Cells were infected in triplicate with 3 C. trachomatis reference strains (serovars L1, L2 and L3), 1 OG strain (serovar E), 3 LGV clinical isolates or 50µl sterile SPG for the negative control and maximum LDH release control. After addition of the inoculum or SPG, plates were centrifuged at 1200 x g for 1 h, incubated at 37°C or 33°C for 1 h, then the inoculum removed and replaced with 150µl fresh CGM-E. At this point 150µl CGM-E was added to 6 empty wells for subsequent use as the volume correction control and culture medium background control. Plates were incubated at 37°C or 33°C for 5 days.
Each day post-infection, 1 plate from each cell line and both temperatures for the HaCaT cell line, was removed from the incubator for use in the LDH assay and chlamydial growth curve study. The remaining plates were centrifuged at 1200 x g for 1 h each day then returned to the incubator. On the second day post-infection 100 µl fresh CGM-E was added to all remaining wells, while 50 µl fresh CGM-E was added on day 4.
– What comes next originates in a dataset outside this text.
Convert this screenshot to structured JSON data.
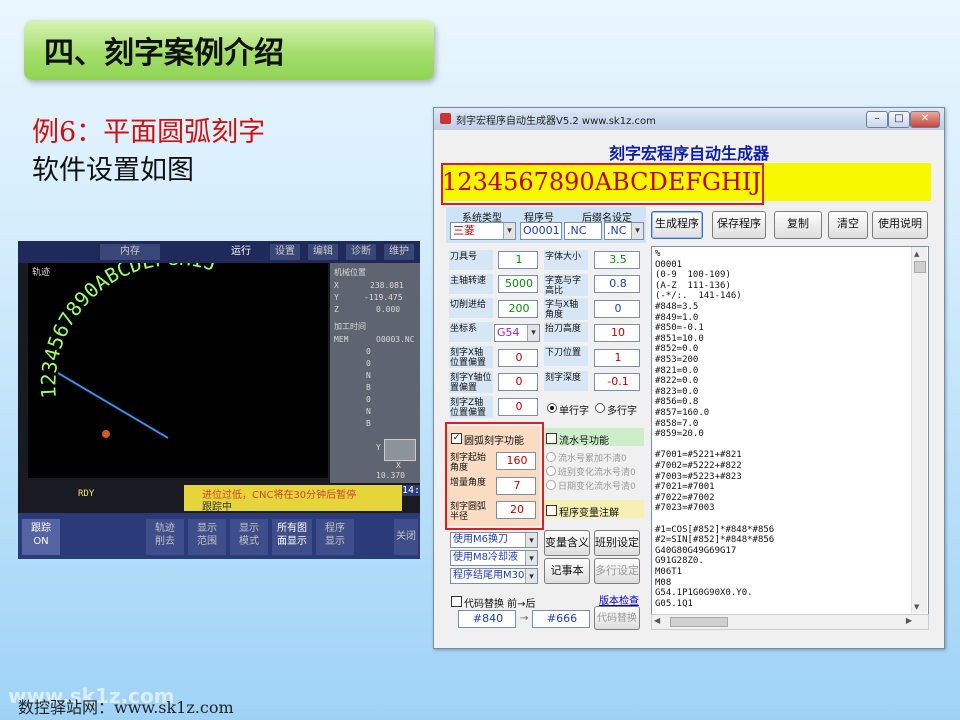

For the LDH assay, lysis solution was added to the volume correction and maximum LDH release control. The volume added was 10% of the volume of CGM-E in the well, therefore on days 1 and 2, 15µl was added, on days 3 and 4, 25µl lysis solution was added, while 30µl lysis solution was added on day 5. The solution in each well was mixed by stirring with a pipette tip, and the plates returned to the incubator for 45 minutes until the cells had lysed. The solution was mixed by pipetting up and down, then cellular debris pelleted by centrifugation at 250 x g for 4 minutes.
Twenty-five microlitres supernant was transferred from each well to a clean well on a new flat-bottom 96-well TC plate. Because of the high LDH activity, the superant was diluted with 25µl PBS to produce a final volume of 50µl. Reconstituted substrate mix (50 µl) was added to each well. The plates were covered with foil and incubated at room temperature for 20 minutes. The reaction was stopped with 50µl stop solution (1M acetic acid) and the absorbance read at λ 492nm using an Anthos 2010 version 1.7 microplate reader.
Before calculation of the percentage cytotoxicity, the average absorbance of the volume correction control was subtracted from the maximum LDH release control, and the average absorbance values of the culture medium background control subtracted from all other absorbance values.
The corrected absorbance values were used to calculate the percent cytotoxicity in the following calculation:
% cytotoxicity = Experimental – Host Spontaneous x 100 Host Maximum – Host Spontaneous
This experiment was performed 3 times in triplicate.
No effector cell (chlamydia) spontaneous LDH release was measured since C. trachomatis is an obligate intracellular organism, and thus unable to replicate in the absence of a eukaryotic host. These organisms rely on adenosine triphosphate (ATP) from their host, and there are no reports of this organism possessing LDH, an enzyme of the glycolytic pathway.